Earnings estimates for S&P 500 companies for the third quarter have been crashing for a year. On October 1, 2012, our brilliant analysts on Wall Street estimated that earnings would leap 15.9% year over year in Q3 this year. As of Friday, these same brilliant analysts have chopped their forecasts down for the same brilliant quarter to a measly growth of 2.1%, according to Thompson Reuters IBES.
They’re now forecasting that earnings would grow at the rate of inflation, nothing more. The next step down would be negative earnings growth – shrinking earnings. Our brilliant analysts have lowered the bar all the way down to the floor.
So how much hype and BS does Wall Street dish out? Endless amounts, in the never-ending scheme of inflating stock prices and shuffling this paper into the portfolios of retail investors. So this is how Thompson Reuters glorifies this horrid earnings performance:
Of the 85 companies in the S&P 500 that have reported earnings to date for Q3 2013, 64% have reported earnings above analyst expectations. This is higher than the long-term average of 63% and is below the average over the past four quarters of 66%.

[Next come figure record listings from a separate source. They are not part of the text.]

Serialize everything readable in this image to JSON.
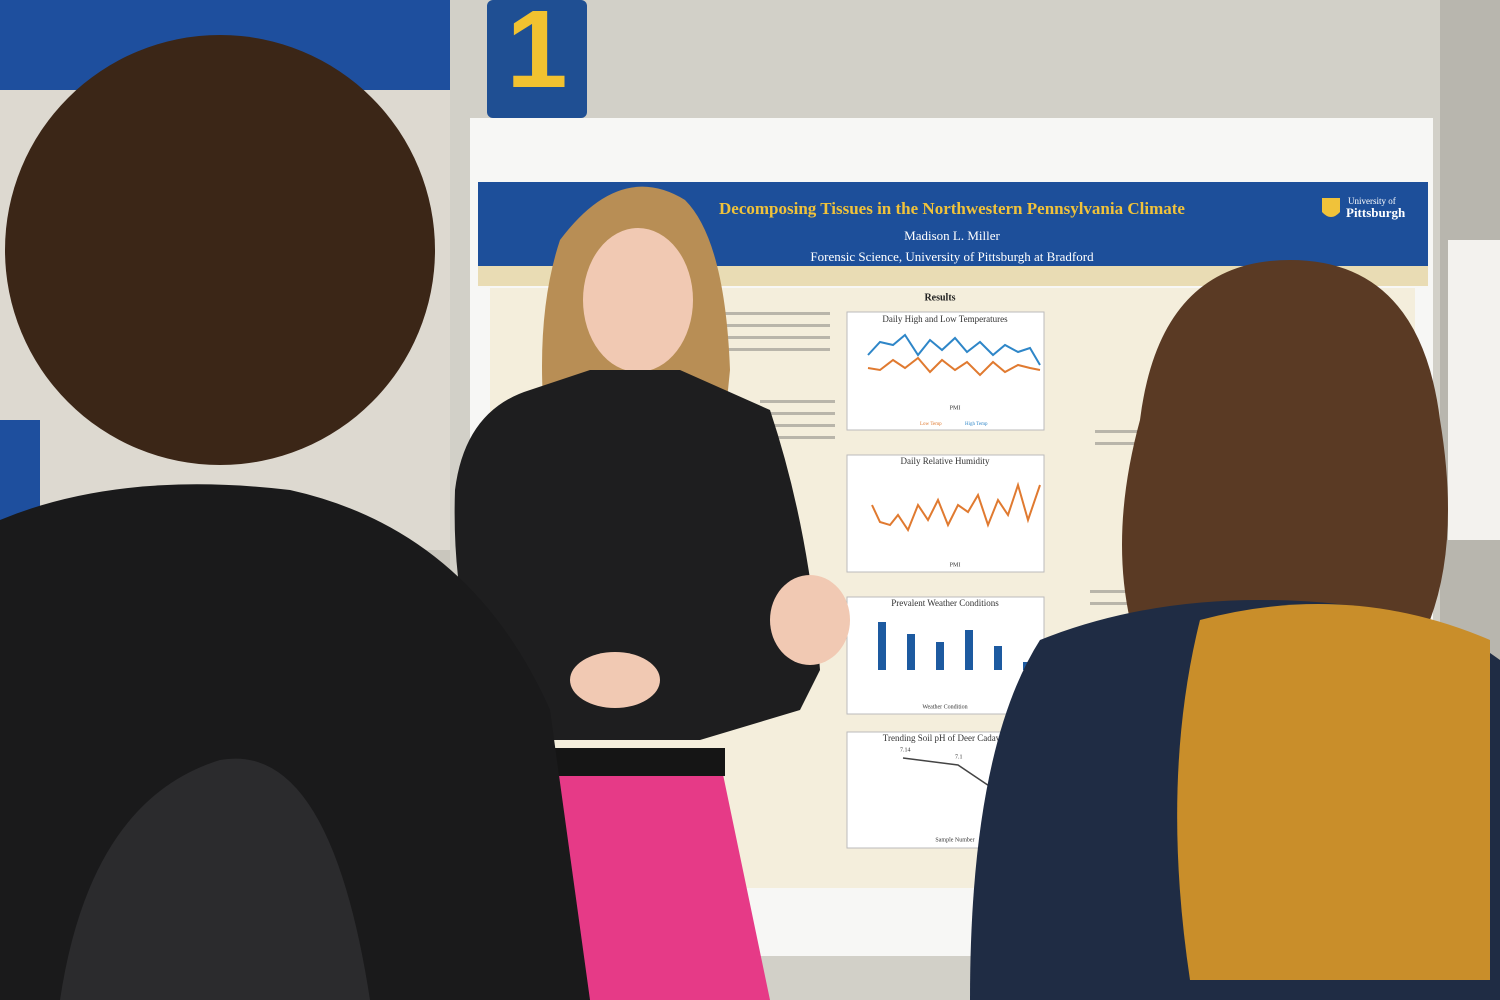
{
  "sign": {
    "label": "1"
  },
  "poster": {
    "title": "Decomposing Tissues in the Northwestern Pennsylvania Climate",
    "author": "Madison L. Miller",
    "affiliation": "Forensic Science, University of Pittsburgh at Bradford",
    "logo": {
      "line1": "University of",
      "line2": "Pittsburgh"
    },
    "results_heading": "Results",
    "charts": [
      {
        "title": "Daily High and Low Temperatures",
        "xlabel": "PMI",
        "legend": [
          "Low Temp",
          "High Temp"
        ]
      },
      {
        "title": "Daily Relative Humidity",
        "xlabel": "PMI"
      },
      {
        "title": "Prevalent Weather Conditions",
        "xlabel": "Weather Condition"
      },
      {
        "title": "Trending Soil pH of Deer Cadaver",
        "xlabel": "Sample Number",
        "point_labels": [
          "7.14",
          "7.1"
        ]
      }
    ]
  }
}
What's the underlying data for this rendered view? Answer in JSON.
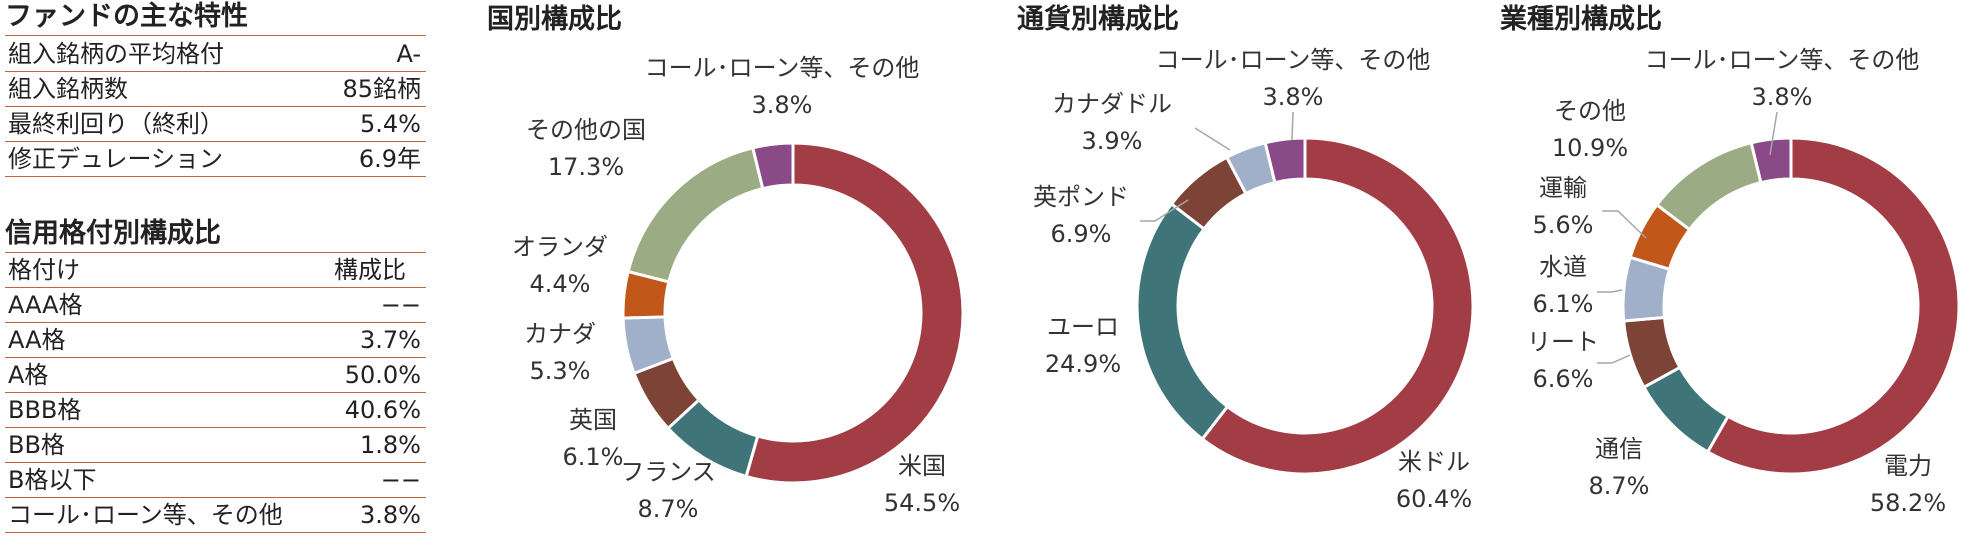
{
  "fund_characteristics": {
    "title": "ファンドの主な特性",
    "rows": [
      {
        "label": "組入銘柄の平均格付",
        "value": "A-"
      },
      {
        "label": "組入銘柄数",
        "value": "85銘柄"
      },
      {
        "label": "最終利回り（終利）",
        "value": "5.4%"
      },
      {
        "label": "修正デュレーション",
        "value": "6.9年"
      }
    ]
  },
  "rating_table": {
    "title": "信用格付別構成比",
    "header": {
      "label": "格付け",
      "value": "構成比"
    },
    "rows": [
      {
        "label": "AAA格",
        "value": "−−"
      },
      {
        "label": "AA格",
        "value": "3.7%"
      },
      {
        "label": "A格",
        "value": "50.0%"
      },
      {
        "label": "BBB格",
        "value": "40.6%"
      },
      {
        "label": "BB格",
        "value": "1.8%"
      },
      {
        "label": "B格以下",
        "value": "−−"
      },
      {
        "label": "コール･ローン等、その他",
        "value": "3.8%"
      }
    ]
  },
  "colors": {
    "red": "#a33d45",
    "teal": "#3f7478",
    "brown": "#7d4337",
    "blue": "#9fb0c8",
    "orange": "#c2571a",
    "green": "#9bac85",
    "purple": "#8a4a87",
    "rule": "#c0643a"
  },
  "chart_data": [
    {
      "type": "pie",
      "title": "国別構成比",
      "slices": [
        {
          "label": "米国",
          "value": 54.5,
          "value_label": "54.5%",
          "color": "#a33d45"
        },
        {
          "label": "フランス",
          "value": 8.7,
          "value_label": "8.7%",
          "color": "#3f7478"
        },
        {
          "label": "英国",
          "value": 6.1,
          "value_label": "6.1%",
          "color": "#7d4337"
        },
        {
          "label": "カナダ",
          "value": 5.3,
          "value_label": "5.3%",
          "color": "#9fb0c8"
        },
        {
          "label": "オランダ",
          "value": 4.4,
          "value_label": "4.4%",
          "color": "#c2571a"
        },
        {
          "label": "その他の国",
          "value": 17.3,
          "value_label": "17.3%",
          "color": "#9bac85"
        },
        {
          "label": "コール･ローン等、その他",
          "value": 3.8,
          "value_label": "3.8%",
          "color": "#8a4a87"
        }
      ]
    },
    {
      "type": "pie",
      "title": "通貨別構成比",
      "slices": [
        {
          "label": "米ドル",
          "value": 60.4,
          "value_label": "60.4%",
          "color": "#a33d45"
        },
        {
          "label": "ユーロ",
          "value": 24.9,
          "value_label": "24.9%",
          "color": "#3f7478"
        },
        {
          "label": "英ポンド",
          "value": 6.9,
          "value_label": "6.9%",
          "color": "#7d4337"
        },
        {
          "label": "カナダドル",
          "value": 3.9,
          "value_label": "3.9%",
          "color": "#9fb0c8"
        },
        {
          "label": "コール･ローン等、その他",
          "value": 3.8,
          "value_label": "3.8%",
          "color": "#8a4a87"
        }
      ]
    },
    {
      "type": "pie",
      "title": "業種別構成比",
      "slices": [
        {
          "label": "電力",
          "value": 58.2,
          "value_label": "58.2%",
          "color": "#a33d45"
        },
        {
          "label": "通信",
          "value": 8.7,
          "value_label": "8.7%",
          "color": "#3f7478"
        },
        {
          "label": "リート",
          "value": 6.6,
          "value_label": "6.6%",
          "color": "#7d4337"
        },
        {
          "label": "水道",
          "value": 6.1,
          "value_label": "6.1%",
          "color": "#9fb0c8"
        },
        {
          "label": "運輸",
          "value": 5.6,
          "value_label": "5.6%",
          "color": "#c2571a"
        },
        {
          "label": "その他",
          "value": 10.9,
          "value_label": "10.9%",
          "color": "#9bac85"
        },
        {
          "label": "コール･ローン等、その他",
          "value": 3.8,
          "value_label": "3.8%",
          "color": "#8a4a87"
        }
      ]
    }
  ]
}
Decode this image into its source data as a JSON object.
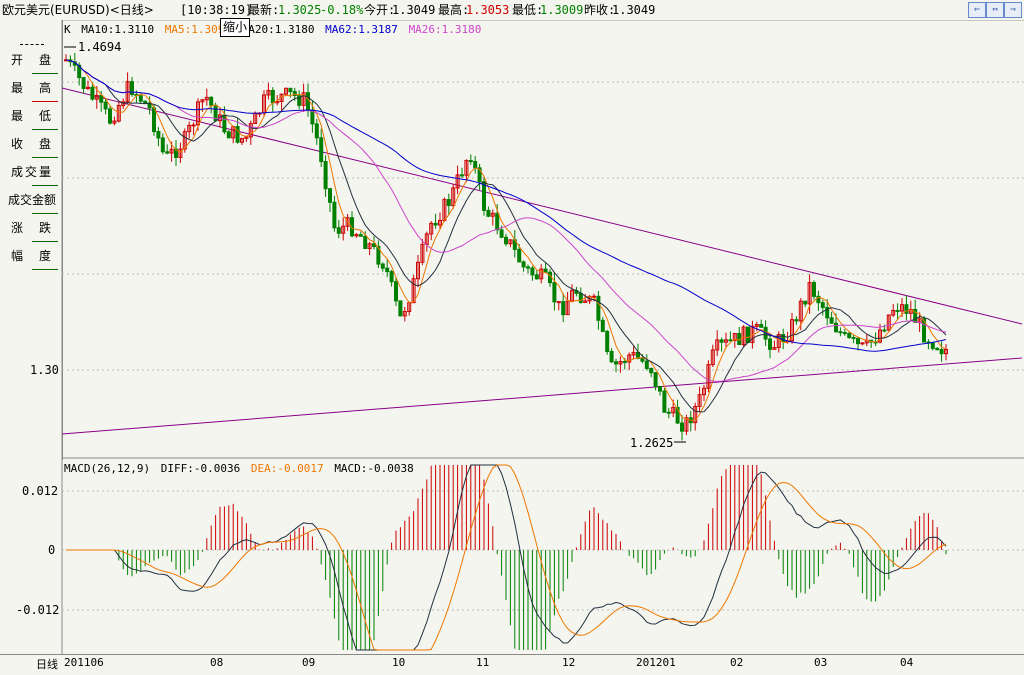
{
  "header": {
    "title": "欧元美元(EURUSD)<日线>",
    "time": "[10:38:19]",
    "latest_label": "最新:",
    "latest_value": "1.3025",
    "latest_change": "-0.18%",
    "open_label": "今开:",
    "open_value": "1.3049",
    "high_label": "最高:",
    "high_value": "1.3053",
    "low_label": "最低:",
    "low_value": "1.3009",
    "prev_label": "昨收:",
    "prev_value": "1.3049",
    "shrink_button": "缩小",
    "buttons": [
      "⇐",
      "⇔",
      "⇒"
    ]
  },
  "sidebar": {
    "items": [
      "开　盘",
      "最　高",
      "最　低",
      "收　盘",
      "成交量",
      "成交金额",
      "涨　跌",
      "幅　度"
    ]
  },
  "price_panel": {
    "ma_legend": [
      {
        "text": "K",
        "color": "#000000"
      },
      {
        "text": "MA10:1.3110",
        "color": "#000000"
      },
      {
        "text": "MA5:1.3096",
        "color": "#ee7700"
      },
      {
        "text": "MA20:1.3180",
        "color": "#000000"
      },
      {
        "text": "MA62:1.3187",
        "color": "#0000cc"
      },
      {
        "text": "MA26:1.3180",
        "color": "#cc44cc"
      }
    ],
    "high_annotation": "1.4694",
    "low_annotation": "1.2625",
    "y_labels": [
      "1.30"
    ],
    "colors": {
      "up": "#cc0000",
      "down": "#008000",
      "ma5": "#ee7700",
      "ma10": "#203040",
      "ma26": "#cc44cc",
      "ma62": "#0000cc",
      "trend": "#880088"
    }
  },
  "macd_panel": {
    "legend": [
      {
        "text": "MACD(26,12,9)",
        "color": "#000000"
      },
      {
        "text": "DIFF:-0.0036",
        "color": "#000000"
      },
      {
        "text": "DEA:-0.0017",
        "color": "#ee7700"
      },
      {
        "text": "MACD:-0.0038",
        "color": "#000000"
      }
    ],
    "y_labels": [
      "0.012",
      "0",
      "-0.012"
    ]
  },
  "x_axis": {
    "label": "日线",
    "ticks": [
      "201106",
      "08",
      "09",
      "10",
      "11",
      "12",
      "201201",
      "02",
      "03",
      "04"
    ]
  }
}
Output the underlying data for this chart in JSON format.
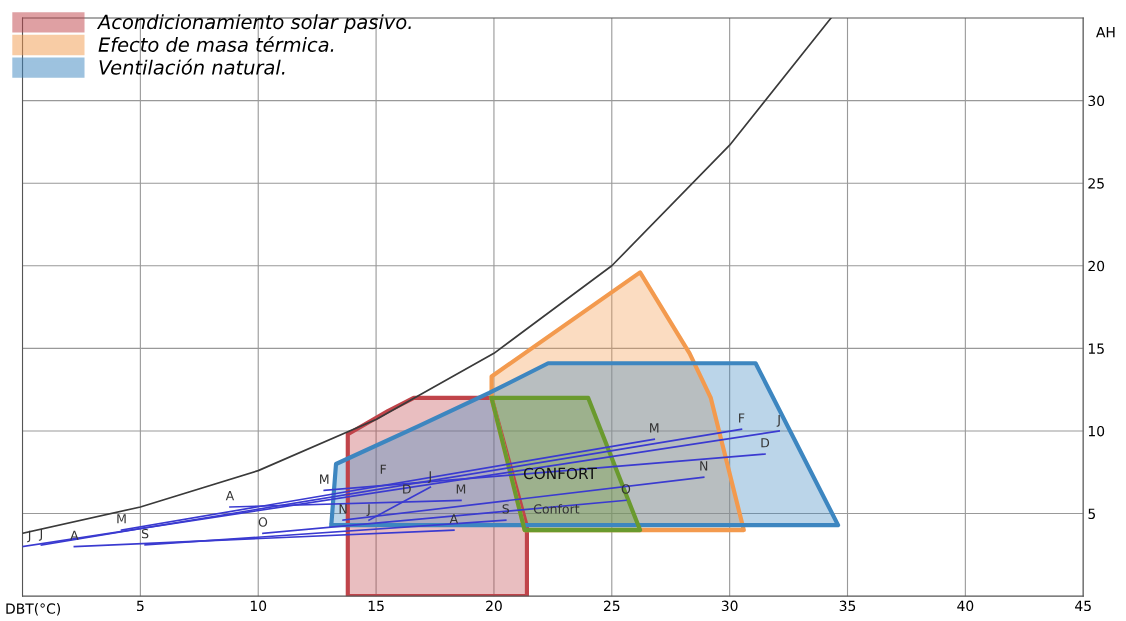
{
  "chart_data": {
    "type": "line",
    "xlabel": "DBT(°C)",
    "ylabel": "AH",
    "xlim": [
      0,
      45
    ],
    "ylim": [
      0,
      35
    ],
    "xticks": [
      5,
      10,
      15,
      20,
      25,
      30,
      35,
      40,
      45
    ],
    "yticks": [
      5,
      10,
      15,
      20,
      25,
      30
    ],
    "grid": true,
    "legend": "top left",
    "marker": "none",
    "line_style": "solid",
    "series": [
      {
        "color": "#3a3a3a",
        "x": [
          0,
          5,
          10,
          15,
          20,
          25,
          30,
          34.3
        ],
        "values": [
          3.8,
          5.4,
          7.6,
          10.7,
          14.7,
          20.0,
          27.3,
          35
        ]
      },
      {
        "type": "area",
        "name": "Acondicionamiento solar pasivo.",
        "color": "#c0444a",
        "x": [
          13.8,
          13.8,
          15.5,
          16.6,
          19.9,
          21.4,
          21.4,
          13.8
        ],
        "values": [
          0,
          9.8,
          11.2,
          12.0,
          12.0,
          4.2,
          0,
          0
        ]
      },
      {
        "type": "area",
        "name": "Efecto de masa térmica.",
        "color": "#f39a4e",
        "x": [
          19.9,
          19.9,
          26.2,
          28.3,
          29.2,
          30.6,
          21.3,
          19.9
        ],
        "values": [
          12.0,
          13.3,
          19.6,
          14.7,
          12.0,
          4.0,
          4.0,
          12.0
        ]
      },
      {
        "type": "area",
        "name": "Ventilación natural.",
        "color": "#3d86c0",
        "x": [
          13.1,
          13.3,
          16.8,
          19.8,
          22.3,
          31.1,
          34.6,
          13.1
        ],
        "values": [
          4.3,
          8.0,
          10.3,
          12.3,
          14.1,
          14.1,
          4.3,
          4.3
        ]
      },
      {
        "type": "area",
        "color": "#6a9a2e",
        "x": [
          19.9,
          24.0,
          26.2,
          21.3,
          19.9
        ],
        "values": [
          12.0,
          12.0,
          4.0,
          4.0,
          12.0
        ]
      },
      {
        "type": "line",
        "color": "#3a3ad0",
        "x": [
          0,
          32.1
        ],
        "values": [
          3.0,
          10.0
        ]
      },
      {
        "type": "line",
        "color": "#3a3ad0",
        "x": [
          0.8,
          30.5
        ],
        "values": [
          3.1,
          10.1
        ]
      },
      {
        "type": "line",
        "color": "#3a3ad0",
        "x": [
          4.2,
          26.8
        ],
        "values": [
          4.0,
          9.5
        ]
      },
      {
        "type": "line",
        "color": "#3a3ad0",
        "x": [
          2.2,
          18.3
        ],
        "values": [
          3.0,
          4.0
        ]
      },
      {
        "type": "line",
        "color": "#3a3ad0",
        "x": [
          5.2,
          20.5
        ],
        "values": [
          3.1,
          4.6
        ]
      },
      {
        "type": "line",
        "color": "#3a3ad0",
        "x": [
          10.2,
          25.6
        ],
        "values": [
          3.8,
          5.8
        ]
      },
      {
        "type": "line",
        "color": "#3a3ad0",
        "x": [
          12.8,
          31.5
        ],
        "values": [
          6.4,
          8.6
        ]
      },
      {
        "type": "line",
        "color": "#3a3ad0",
        "x": [
          13.6,
          28.9
        ],
        "values": [
          4.6,
          7.2
        ]
      },
      {
        "type": "line",
        "color": "#3a3ad0",
        "x": [
          8.8,
          18.6
        ],
        "values": [
          5.4,
          5.8
        ]
      },
      {
        "type": "line",
        "color": "#3a3ad0",
        "x": [
          14.7,
          17.3
        ],
        "values": [
          4.6,
          6.6
        ]
      }
    ],
    "annotations": [
      {
        "text": "CONFORT",
        "x": 22.8,
        "y": 7.35
      },
      {
        "text": "Confort",
        "x": 22.65,
        "y": 4.6
      },
      {
        "text": "J",
        "x": 0.3,
        "y": 3.0
      },
      {
        "text": "J",
        "x": 0.8,
        "y": 3.1
      },
      {
        "text": "A",
        "x": 2.2,
        "y": 3.0
      },
      {
        "text": "M",
        "x": 4.2,
        "y": 4.0
      },
      {
        "text": "S",
        "x": 5.2,
        "y": 3.1
      },
      {
        "text": "A",
        "x": 8.8,
        "y": 5.4
      },
      {
        "text": "O",
        "x": 10.2,
        "y": 3.8
      },
      {
        "text": "M",
        "x": 12.8,
        "y": 6.4
      },
      {
        "text": "N",
        "x": 13.6,
        "y": 4.6
      },
      {
        "text": "J",
        "x": 14.7,
        "y": 4.6
      },
      {
        "text": "F",
        "x": 15.3,
        "y": 7.0
      },
      {
        "text": "D",
        "x": 16.3,
        "y": 5.8
      },
      {
        "text": "J",
        "x": 17.3,
        "y": 6.6
      },
      {
        "text": "A",
        "x": 18.3,
        "y": 4.0
      },
      {
        "text": "M",
        "x": 18.6,
        "y": 5.8
      },
      {
        "text": "S",
        "x": 20.5,
        "y": 4.6
      },
      {
        "text": "O",
        "x": 25.6,
        "y": 5.8
      },
      {
        "text": "M",
        "x": 26.8,
        "y": 9.5
      },
      {
        "text": "N",
        "x": 28.9,
        "y": 7.2
      },
      {
        "text": "F",
        "x": 30.5,
        "y": 10.1
      },
      {
        "text": "D",
        "x": 31.5,
        "y": 8.6
      },
      {
        "text": "J",
        "x": 32.1,
        "y": 10.0
      }
    ]
  }
}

And this is what happened to these “analyst expectations” – the steep red cascade – the very bottom of which 64% of the companies are now beating:
Meanwhile, the S&P 500 stock index has soared nearly 20% this year and has hit a new high on Friday. On what basis? If reality still had any kind of influence, stocks would have fallen along with earnings estimates. But not when the Fed is printing money in a drunken frenzy. What will cause the music to stop? The end of the Fed’s drunken frenzy.
We’ve had a flavor of it. When the Fed was merely mumbling in a corner of the room about possible future tapering, things started to collapse in the emerging markets, in the mortgage market, and elsewhere. That scared the dickens out of them.
Now they have moved it out a bit, but unless they want to blow up the entire system, they will have to stop printing someday. So watch out.